Actress Anita Ekberg, star of the classic La Dolce Vita, has died at the age of 83. Ekberg’s lawyer, Patrizia Ubaldi, confirmed she died in Rome on Sunday morning following a series of illnesses. She had been hospitalised most recently after Christmas. Ubaldi said that in her last days Ekberg was saddened by her illness and advancing age. ‘She had hoped to get better, something that didn’t happen,’ she said.
Kerstin Anita Marianne Ekberg was born on Sept. 29, 1931, in Malmo, Sweden, one of eight children of a harbor master. She did some modeling in her teens and was later named Miss Sweden, traveling to the United States as a special guest at the Miss America pageant in Atlantic City. She did not take home the Miss Universe title but did win an American modeling contract and was soon acting as well. She worked with Hollywood greats including John Wayne, and in 1956 made the cover of Life magazine. Her move to cinema came quickly with King Vidor’s “War and Peace”, in which Ekberg acted alongside Audrey Hepburn. The Swedish actress, who capitalized on her sexuality, played in such U.S. films as “Abbott and Costello Go to Mars” and “Zarak” during the ’50s. She appeared on several Bob Hope TV specials, where her special endowments were the butt of Hope’s wisecracks.
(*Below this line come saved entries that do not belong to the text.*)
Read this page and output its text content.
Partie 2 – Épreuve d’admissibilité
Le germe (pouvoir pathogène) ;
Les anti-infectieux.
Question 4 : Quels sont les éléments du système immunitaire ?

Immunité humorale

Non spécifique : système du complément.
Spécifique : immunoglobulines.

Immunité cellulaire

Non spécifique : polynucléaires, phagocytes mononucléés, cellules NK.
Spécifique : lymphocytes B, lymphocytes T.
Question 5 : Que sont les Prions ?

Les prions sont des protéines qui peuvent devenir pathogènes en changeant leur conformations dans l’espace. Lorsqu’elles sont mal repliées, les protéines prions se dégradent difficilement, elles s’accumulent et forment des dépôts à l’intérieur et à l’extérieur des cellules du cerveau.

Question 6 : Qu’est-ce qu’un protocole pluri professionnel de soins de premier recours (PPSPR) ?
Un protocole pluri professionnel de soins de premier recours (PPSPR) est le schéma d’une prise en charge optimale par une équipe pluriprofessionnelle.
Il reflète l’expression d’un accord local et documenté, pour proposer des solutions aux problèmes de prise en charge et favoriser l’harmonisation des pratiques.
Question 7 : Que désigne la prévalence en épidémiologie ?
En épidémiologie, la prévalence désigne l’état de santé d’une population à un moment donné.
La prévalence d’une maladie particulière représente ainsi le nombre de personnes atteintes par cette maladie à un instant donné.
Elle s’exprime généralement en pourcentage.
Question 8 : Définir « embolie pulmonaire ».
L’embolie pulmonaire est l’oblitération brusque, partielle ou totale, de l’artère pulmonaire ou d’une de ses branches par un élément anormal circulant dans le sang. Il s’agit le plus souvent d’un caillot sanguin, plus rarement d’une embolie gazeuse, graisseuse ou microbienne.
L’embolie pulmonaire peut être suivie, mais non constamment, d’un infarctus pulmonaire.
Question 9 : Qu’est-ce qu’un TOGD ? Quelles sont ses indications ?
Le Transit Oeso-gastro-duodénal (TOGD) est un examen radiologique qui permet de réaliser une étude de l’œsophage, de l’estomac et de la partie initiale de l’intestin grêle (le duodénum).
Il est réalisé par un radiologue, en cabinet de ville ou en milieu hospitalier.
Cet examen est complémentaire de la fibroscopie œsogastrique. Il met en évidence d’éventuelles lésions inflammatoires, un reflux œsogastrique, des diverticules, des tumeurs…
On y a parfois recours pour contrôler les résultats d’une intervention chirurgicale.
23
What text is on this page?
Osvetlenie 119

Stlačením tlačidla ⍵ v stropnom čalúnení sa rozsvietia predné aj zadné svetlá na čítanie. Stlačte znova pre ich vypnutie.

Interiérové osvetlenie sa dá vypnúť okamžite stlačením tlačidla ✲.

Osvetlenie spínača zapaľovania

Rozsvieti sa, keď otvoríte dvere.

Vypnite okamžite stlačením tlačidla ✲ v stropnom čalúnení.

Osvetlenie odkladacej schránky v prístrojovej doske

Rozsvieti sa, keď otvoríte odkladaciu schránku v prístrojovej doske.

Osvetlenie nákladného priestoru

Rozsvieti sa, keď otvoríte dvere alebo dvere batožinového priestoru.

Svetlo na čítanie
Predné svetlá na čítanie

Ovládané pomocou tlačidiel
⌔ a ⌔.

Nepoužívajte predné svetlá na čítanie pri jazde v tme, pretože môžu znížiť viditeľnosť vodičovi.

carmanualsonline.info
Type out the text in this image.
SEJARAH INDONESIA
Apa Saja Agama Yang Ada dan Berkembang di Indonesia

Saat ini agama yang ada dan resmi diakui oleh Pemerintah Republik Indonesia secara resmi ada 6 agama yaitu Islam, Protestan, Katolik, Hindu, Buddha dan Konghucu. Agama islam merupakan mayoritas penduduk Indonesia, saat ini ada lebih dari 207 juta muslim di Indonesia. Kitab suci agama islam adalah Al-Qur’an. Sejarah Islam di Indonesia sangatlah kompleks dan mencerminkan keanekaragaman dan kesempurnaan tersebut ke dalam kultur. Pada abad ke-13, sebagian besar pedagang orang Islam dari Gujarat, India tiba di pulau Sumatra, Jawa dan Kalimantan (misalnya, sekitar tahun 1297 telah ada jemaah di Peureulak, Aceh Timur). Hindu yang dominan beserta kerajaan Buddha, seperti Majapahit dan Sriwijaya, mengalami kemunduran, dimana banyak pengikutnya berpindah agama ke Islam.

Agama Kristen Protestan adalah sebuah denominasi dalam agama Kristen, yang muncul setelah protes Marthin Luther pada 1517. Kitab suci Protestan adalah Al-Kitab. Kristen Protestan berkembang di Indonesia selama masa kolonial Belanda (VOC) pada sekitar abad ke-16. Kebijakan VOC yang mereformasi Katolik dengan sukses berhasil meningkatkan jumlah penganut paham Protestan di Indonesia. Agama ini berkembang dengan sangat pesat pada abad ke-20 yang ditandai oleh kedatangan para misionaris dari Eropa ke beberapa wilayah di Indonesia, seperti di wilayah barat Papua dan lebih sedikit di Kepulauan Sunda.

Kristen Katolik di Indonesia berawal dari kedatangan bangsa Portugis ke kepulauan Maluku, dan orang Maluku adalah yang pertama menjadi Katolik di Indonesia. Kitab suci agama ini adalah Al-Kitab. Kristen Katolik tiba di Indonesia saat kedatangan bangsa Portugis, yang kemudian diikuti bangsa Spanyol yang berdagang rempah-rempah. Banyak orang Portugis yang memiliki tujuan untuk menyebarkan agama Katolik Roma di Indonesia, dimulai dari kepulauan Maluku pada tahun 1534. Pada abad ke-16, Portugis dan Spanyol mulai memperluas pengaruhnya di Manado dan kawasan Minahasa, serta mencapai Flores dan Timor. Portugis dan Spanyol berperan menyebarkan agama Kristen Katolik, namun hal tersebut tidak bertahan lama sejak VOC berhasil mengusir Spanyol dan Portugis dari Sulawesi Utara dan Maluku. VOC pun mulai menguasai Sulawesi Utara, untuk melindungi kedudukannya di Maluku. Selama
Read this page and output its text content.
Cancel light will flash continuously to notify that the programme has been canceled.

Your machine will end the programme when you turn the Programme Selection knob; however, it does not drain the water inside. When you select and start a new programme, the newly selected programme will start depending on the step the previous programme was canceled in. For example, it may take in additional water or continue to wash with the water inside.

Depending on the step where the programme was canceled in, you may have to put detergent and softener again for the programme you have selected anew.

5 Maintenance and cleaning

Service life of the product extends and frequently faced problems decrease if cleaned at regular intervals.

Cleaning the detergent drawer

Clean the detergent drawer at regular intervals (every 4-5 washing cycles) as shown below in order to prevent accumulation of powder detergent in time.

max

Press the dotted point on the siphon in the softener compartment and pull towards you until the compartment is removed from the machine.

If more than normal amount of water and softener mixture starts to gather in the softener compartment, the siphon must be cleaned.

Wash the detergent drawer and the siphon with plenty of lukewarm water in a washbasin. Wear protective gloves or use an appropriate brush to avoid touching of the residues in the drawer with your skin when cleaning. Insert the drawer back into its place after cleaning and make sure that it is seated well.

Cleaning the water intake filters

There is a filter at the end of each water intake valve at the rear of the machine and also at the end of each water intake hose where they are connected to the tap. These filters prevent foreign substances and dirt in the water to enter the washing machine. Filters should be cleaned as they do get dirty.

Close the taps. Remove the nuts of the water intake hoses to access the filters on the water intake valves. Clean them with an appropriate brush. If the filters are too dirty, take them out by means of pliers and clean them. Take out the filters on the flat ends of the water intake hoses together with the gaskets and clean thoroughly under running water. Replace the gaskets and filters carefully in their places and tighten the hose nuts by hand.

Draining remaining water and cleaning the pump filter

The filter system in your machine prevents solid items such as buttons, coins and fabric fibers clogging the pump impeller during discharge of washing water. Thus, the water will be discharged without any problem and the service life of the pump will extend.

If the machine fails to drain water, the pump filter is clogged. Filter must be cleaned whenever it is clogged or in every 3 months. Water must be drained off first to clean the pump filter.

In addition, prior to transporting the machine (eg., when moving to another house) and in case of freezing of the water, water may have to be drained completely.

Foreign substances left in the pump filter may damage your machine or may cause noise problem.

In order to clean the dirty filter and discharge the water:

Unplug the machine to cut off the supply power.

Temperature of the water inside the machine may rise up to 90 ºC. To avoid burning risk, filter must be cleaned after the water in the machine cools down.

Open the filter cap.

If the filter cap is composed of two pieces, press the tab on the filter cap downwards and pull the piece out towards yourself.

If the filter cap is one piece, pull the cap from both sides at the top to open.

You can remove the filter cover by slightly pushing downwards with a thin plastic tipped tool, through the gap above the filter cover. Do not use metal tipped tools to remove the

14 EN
She also toured with Hope on his numerous U.S.O. tours, winning the appreciation of U.S. servicemen. Ekberg also appeared in two film comedies with Hope: “Paris Holiday” (1958) and “Call Me Bwana” (1962).Ekberg was also on the 1955 ABC series Casablanca, playing the role of Ilsa, which Ingrid Bergman immortalized in the movie. In the United States during the ’60s, Ekberg also played a number of roles that capitalized on her blonde bombshell persona, which was carefully cultivated by staged press antics and gossip columnists recounting her romantic escapades with many famous men.
Anita Ekberg in La Dolce Vita
But it was Federico Fellini’s  “La Dolce Vita” that made her famous. Ekberg created one of cinema’s most famous moments, wading into the Trevi fountain in Rome in the 1960’s classic. She worked for Fellini again, as a billboard photograph that comes to life in the segment of “Boccaccio 70” (1962) that he directed, and as herself in both “The Clowns” (1970) and “Intervista” (1987). Over a five-decade acting career, she made more than 50 feature films. Most recently, Ekberg played an aging opera star in “Le Nain Rouge” (The Red Dwarf). Ms. Ekberg was often outspoken in interviews, naming famous people she couldn’t bear. And she was frequently quoted as saying that it was Fellini who owed his success to her, not the other way around.
She was married twice, first to Anthony Steel in 1956. They divorced three years later. Her marriage to Rik Van Nutter lasted from 1963 until 1975. Ekberg rarely returned to Sweden, choosing to remain in Italy. In recent years, media reported that she had moved to a care home close to Rome.